Date: 6/21/2007 3:21:47 PM ( 10y ago ) Hits:12037 Status:R [Message recommended by a moderator!]
A Hiatal Hernia is difficult to diagnose because it impersonates other medical conditions. People can get quite severe chest pain and think they are about to have a heart attack. More concerning is that a Hiatal Hernia can give rise to the regurgitation of bile acid, chronic indigestion, stomach pain and give rise to the notion that the cause of all this grief is a stomach ulcer or a biliary complaint. The doctor may conclude that the problem is caused by gallstones, and low and behold on ultrasonic examination, Gallstones and sludge is detected. This is not surprising because so many people have Gallstones but only a few suffer the consequences of symptoms.
A Hiatal Hernia occurs when the top of the stomach moves through a diaphragm (the Hiatus) that separates the chest cavity from the bowels
A Hiatal hernia allows stomach acid and gas to travel back up the oesophagus which causes heart burn, belching, bloating, difficulty digesting meat/high protein foods, tension or pressure at the solar plexus, sensitivity at the waist, intestinal gas, regurgitation, hiccups, lack or limitation of appetite, nausea, vomiting, diarrhoea, constipation, and ulcers.
Gastric gas is drawn into the lungs and may irritate the lungs causing a cough. The commonest cause of a long term non-symptomatic cough is indigestion.
The vagus nerve can been aggravated causing changes to heart rate, changes in blood pressure, over or under stimulation of gastric acid and other enzymes, emotional changes, cause a hoarse voice, affect the ear and alter the action of the colon. The vagus (meaning wandering) nerve serves the heart, esophagus, lungs, stomach, small intestines, liver, gall bladder, pancreas, colon, kidney, bladder, and external genitalia. One can only imagine what a long term aggravation of the vagus nerve may cause as it upset the fine balances and PH levels within the body. In the long term poor digestion leads to nutrient deficiency, loss of minerals, greater toxicity, food ‘allergies’ and food sensitivities. This results in fatigue, poor clarity of the mind and emotional difficulties.

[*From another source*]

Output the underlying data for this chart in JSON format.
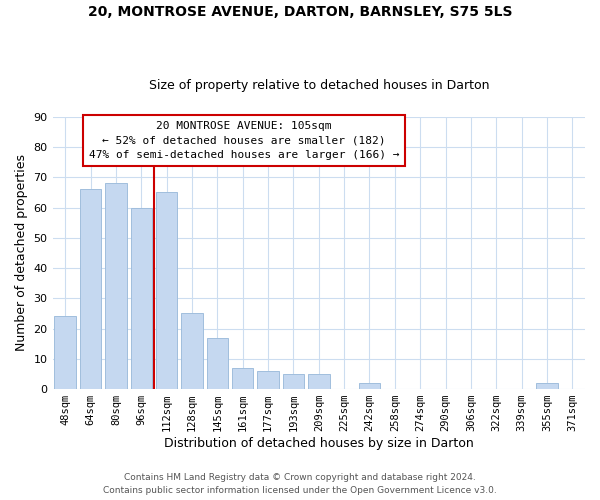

A hiatal hernia can cause shallow breathing, changes to heart rate and blood pressure. You feel ill and unwell but the doctor can’t find anything wrong and you end up being diagnosed with a syndrome. Other breathing problems are as follows: Difficulty with deep abdominal breathing, Difficulty in swallowing capsules, Asthma, Inability to take a deep breath from diaphragm, Overall fatigue, Tendency to swallow air, Allergies, Dry tickling cough, Full feeling at base of throat, Pain or burning in upper chest, Pressure in the chest, Pain in the left side of chest, Pressure below breastbone, Lung pain, Rapid heartbeat, Rapid rise in blood pressure, Pain in left shoulder, arm or side of neck.
Other symptoms of a Hiatal hernia may include:
TMJ (Temporo-Mandibular Joint Pain)
Bruxism (Grinding teeth in sleep)
Localized or overall spinal pain
Suppression of anger or other emotions,
Dizziness, Shakiness, Mental Confusion, Anxiety attacks, and Insomnia.
Open ileocecal valve
Cravings for Sugar or alcohol
Menstrual or prostate problems
In fact a Hiatal hernia may mimic almost exactly the symptoms of gallstones. The important lesson is that although it may be overwhelmingly convincing that health problems may be caused by Gallstones other possibilities may exist. The search for a cure is a journey of discovery.